Dans les rôles des méchantes belles-sœurs, la soprano colorature Marie-Benédicte Souquet joue Noémie et la mezzo lyrique au timbre voluptueux, Agathe de Courcy, incarne Dorothée. Chantant presque toujours de concert et, décolletées à révéler une peau blanche et crémeuse, elles sont chacune coiffée de longs cheveux blonds. Méchantes ou non, leurs voix sont délicieuses ensemble.
Dans le rôle de Cendrillon ou Lucette, Rinat Shaham, aujourd’hui lancée dans une carrière internationale, est une mezzo très riche et mûre de voix, pleine d’ardeur, et dramatiquement convaincante. Si Cendrillon est soprano dans la partition, Rinat Shaham, qui a également interprété ce rôle au Théâtre de la Monnaie en 2011, suit les traces des mezzos Frederica von Stade, Joyce DiDonato et bien d’autres.
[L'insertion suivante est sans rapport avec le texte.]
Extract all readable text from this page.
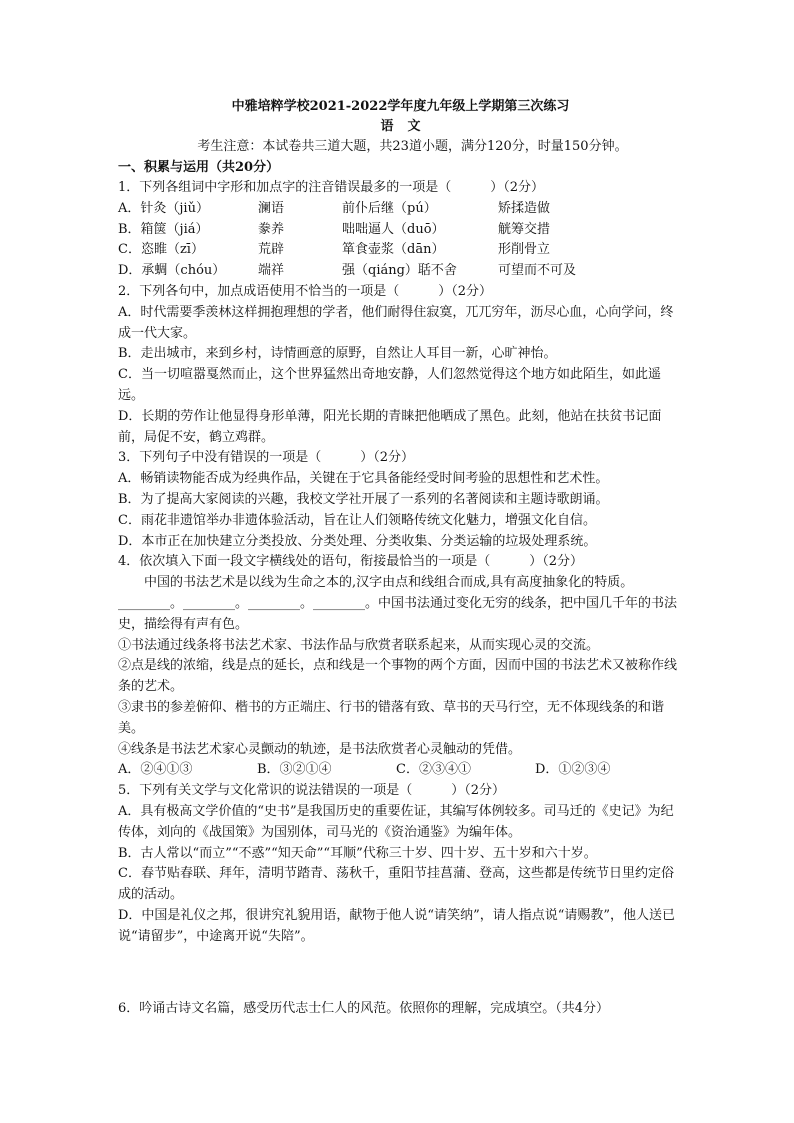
中雅培粹学校2021-2022学年度九年级上学期第三次练习

语文

考生注意：本试卷共三道大题，共23道小题，满分120分，时量150分钟。

一、积累与运用（共20分）

1．下列各组词中字形和加点字的注音错误最多的一项是（　　　）（2分）

A．针灸（jiǔ）	澜语	前仆后继（pú）	矫揉造做
B．箱箧（jiá）	豢养	咄咄逼人（duō）	觥筹交措
C．恣睢（zī）	荒辟	箪食壶浆（dān）	形削骨立
D．承蜩（chóu）	端祥	强（qiáng）聒不舍	可望而不可及

2．下列各句中，加点成语使用不恰当的一项是（　　　）（2分）

A．时代需要季羡林这样拥抱理想的学者，他们耐得住寂寞，兀兀穷年，沥尽心血，心向学问，终成一代大家。

B．走出城市，来到乡村，诗情画意的原野，自然让人耳目一新，心旷神怡。

C．当一切喧嚣戛然而止，这个世界猛然出奇地安静，人们忽然觉得这个地方如此陌生，如此遥远。

D．长期的劳作让他显得身形单薄，阳光长期的青睐把他晒成了黑色。此刻，他站在扶贫书记面前，局促不安，鹤立鸡群。

3．下列句子中没有错误的一项是（　　　）（2分）

A．畅销读物能否成为经典作品，关键在于它具备能经受时间考验的思想性和艺术性。

B．为了提高大家阅读的兴趣，我校文学社开展了一系列的名著阅读和主题诗歌朗诵。

C．雨花非遗馆举办非遗体验活动，旨在让人们领略传统文化魅力，增强文化自信。

D．本市正在加快建立分类投放、分类处理、分类收集、分类运输的垃圾处理系统。

4．依次填入下面一段文字横线处的语句，衔接最恰当的一项是（　　　）（2分）

中国的书法艺术是以线为生命之本的,汉字由点和线组合而成,具有高度抽象化的特质。

________。________。________。________。中国书法通过变化无穷的线条，把中国几千年的书法史，描绘得有声有色。

①书法通过线条将书法艺术家、书法作品与欣赏者联系起来，从而实现心灵的交流。

②点是线的浓缩，线是点的延长，点和线是一个事物的两个方面，因而中国的书法艺术又被称作线条的艺术。

③隶书的参差俯仰、楷书的方正端庄、行书的错落有致、草书的天马行空，无不体现线条的和谐美。

④线条是书法艺术家心灵颤动的轨迹，是书法欣赏者心灵触动的凭借。

A．②④①③	B．③②①④	C．②③④①	D．①②③④

5．下列有关文学与文化常识的说法错误的一项是（　　　）（2分）

A．具有极高文学价值的“史书”是我国历史的重要佐证，其编写体例较多。司马迁的《史记》为纪传体，刘向的《战国策》为国别体，司马光的《资治通鉴》为编年体。

B．古人常以“而立”“不惑”“知天命”“耳顺”代称三十岁、四十岁、五十岁和六十岁。

C．春节贴春联、拜年，清明节踏青、荡秋千，重阳节挂菖蒲、登高，这些都是传统节日里约定俗成的活动。

D．中国是礼仪之邦，很讲究礼貌用语，献物于他人说“请笑纳”，请人指点说“请赐教”，他人送已说“请留步”，中途离开说“失陪”。

6．吟诵古诗文名篇，感受历代志士仁人的风范。依照你的理解，完成填空。（共4分）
En effet, une hésitation s’était fait sentir dès la première en 1899 : Massenet avait pressenti Emma Calvé pour Cendrillon, une célèbre Carmen, soprano plutôt dramatique mais avec des graves de contralto. Finalement le rôle fut donné à Julia Guiraudon, la première Mimì (La Bohème) française (une soprano plus lyrique). Dans l’interprétation de Rinat Shaham, une pointe supplémentaire de douceur et de légèreté serait donc bienvenue. En revanche, sa riche couleur posée, honnête et profonde, souligne la noblesse de cœur de Cendrillon en contraste avec les volutes des vilaines sœurs hystériques. Sa grande scène « Enfin je suis ici » est très énergique et angoissée, avec des notes aiguës resplendissantes.
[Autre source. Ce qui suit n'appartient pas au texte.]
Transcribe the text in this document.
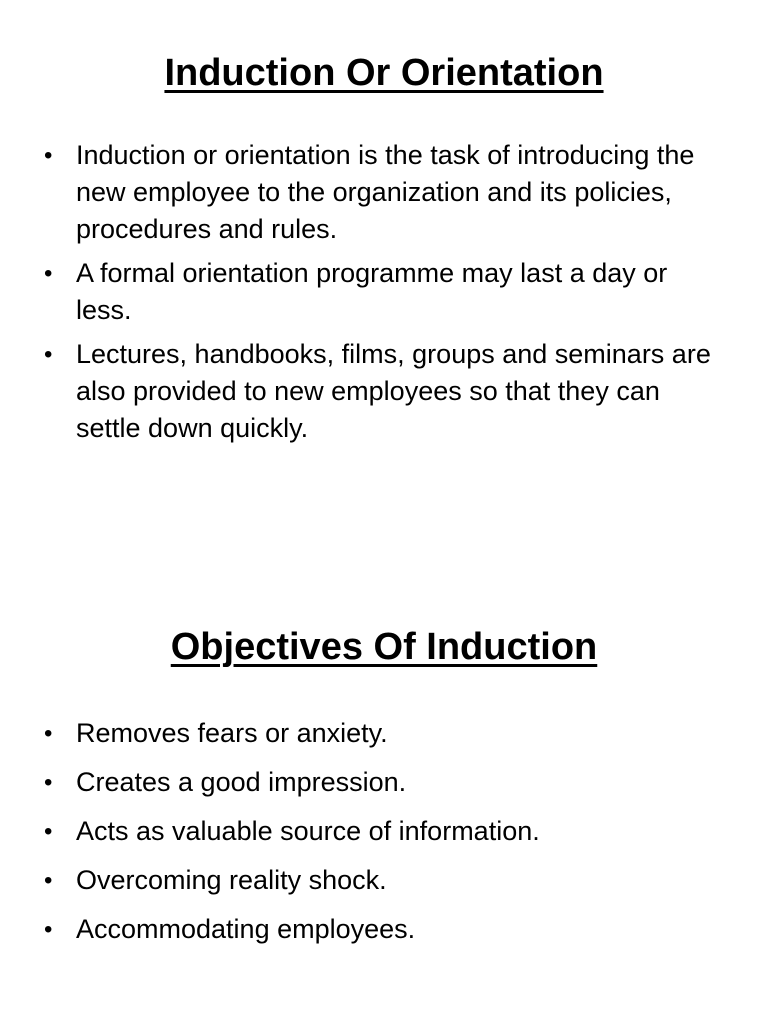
Induction Or Orientation
• Induction or orientation is the task of introducing the new employee to the organization and its policies, procedures and rules.
• A formal orientation programme may last a day or less.
• Lectures, handbooks, films, groups and seminars are also provided to new employees so that they can settle down quickly.
Objectives Of Induction
• Removes fears or anxiety.
• Creates a good impression.
• Acts as valuable source of information.
• Overcoming reality shock.
• Accommodating employees.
La Fée marraine, soprano Marianne Lambert, est radieuse (littéralement) : toute peinte en or et charmante, avec exactement le sourire bienveillant du caractère. Elle grimpe les hauteurs vertigineuses du rôle sans peur ni reproches et répand la magie de ses passages piqués comme des rires de fée. Certains suraigus sont toutefois serrés et manquent d’éclat.
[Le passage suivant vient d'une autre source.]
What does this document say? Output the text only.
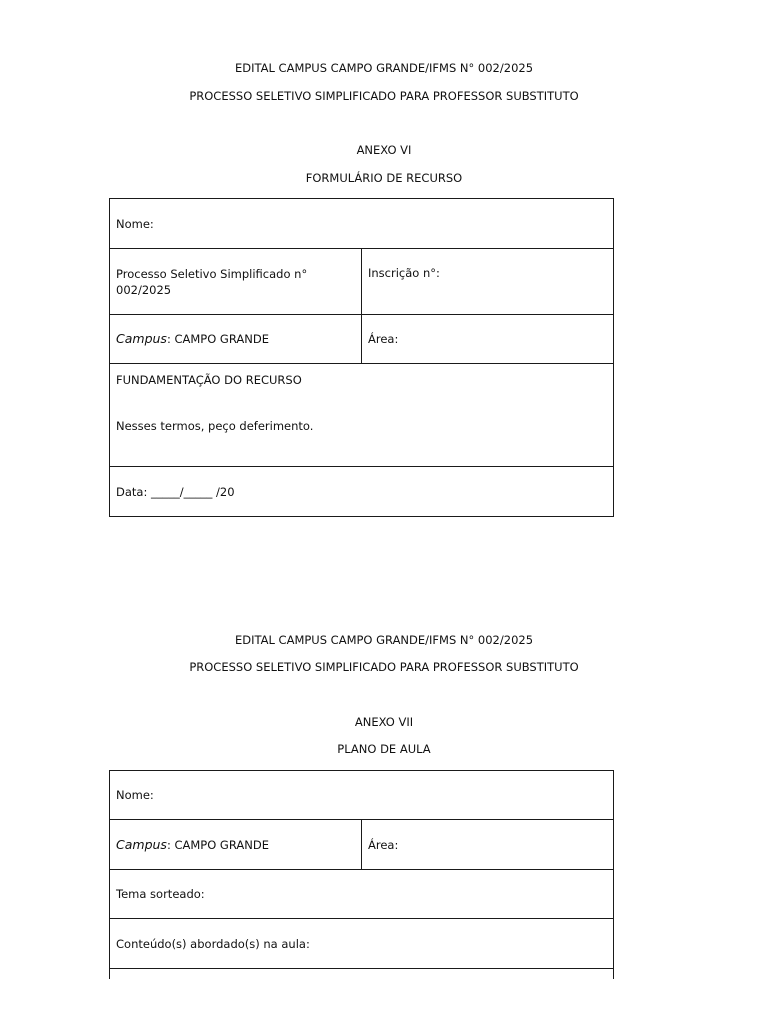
EDITAL CAMPUS CAMPO GRANDE/IFMS N° 002/2025
PROCESSO SELETIVO SIMPLIFICADO PARA PROFESSOR SUBSTITUTO
ANEXO VI
FORMULÁRIO DE RECURSO
Nome:	
Processo Seletivo Simplificado n°
002/2025	Inscrição n°:
Campus: CAMPO GRANDE	Área:

FUNDAMENTAÇÃO DO RECURSO
Nesses termos, peço deferimento.	

Data: _____/_____ /20	
EDITAL CAMPUS CAMPO GRANDE/IFMS N° 002/2025
PROCESSO SELETIVO SIMPLIFICADO PARA PROFESSOR SUBSTITUTO
ANEXO VII
PLANO DE AULA
Nome:
Campus: CAMPO GRANDE	Área:
Tema sorteado:
Conteúdo(s) abordado(s) na aula:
En mezzo travestie, la nantaise Julie Robard-Gendre (qui a récemment chanté le rôle d’Orphée à Avignon, et de Ghita dans Le Nain à Lille) est un véritable Prince Charmant, onirique et sincère mais qui fournit également la gravité au drame, (nonobstant sa scène comique cachée sous la couette, en prince mélancolique isolé sur un piédestal en marbre). Sa voix peut passer d’un timbre sombre vers les couleurs de l’exaltation, les passages aigus sont dramatiques et excitants, restant bien intégrés à tout l’ambitus, son phrasé est particulièrement liquide et musical.
Parmi les rôles mineurs, le baryton Olivier Naveau, enveloppé d’or, campe un roi sympathique de conte de fées. Le Doyen de la Faculté, Vincent Ordonneau, place un fort joli ténor clair au timbre ironique.
La direction musicale de Claude Schnitzler est d’une grande finesse, économie de moyens, avec des gestes précis et clairs. Il semble très sensible aux artistes lyriques, qui n’ont jamais à peiner pour se faire entendre. La fosse joue avec beaucoup d’élégance, et les solos (flûtes, violon et violoncelles, hautbois et clarinette) ajoutent la dernière touche de magie à un spectacle princier et charmant.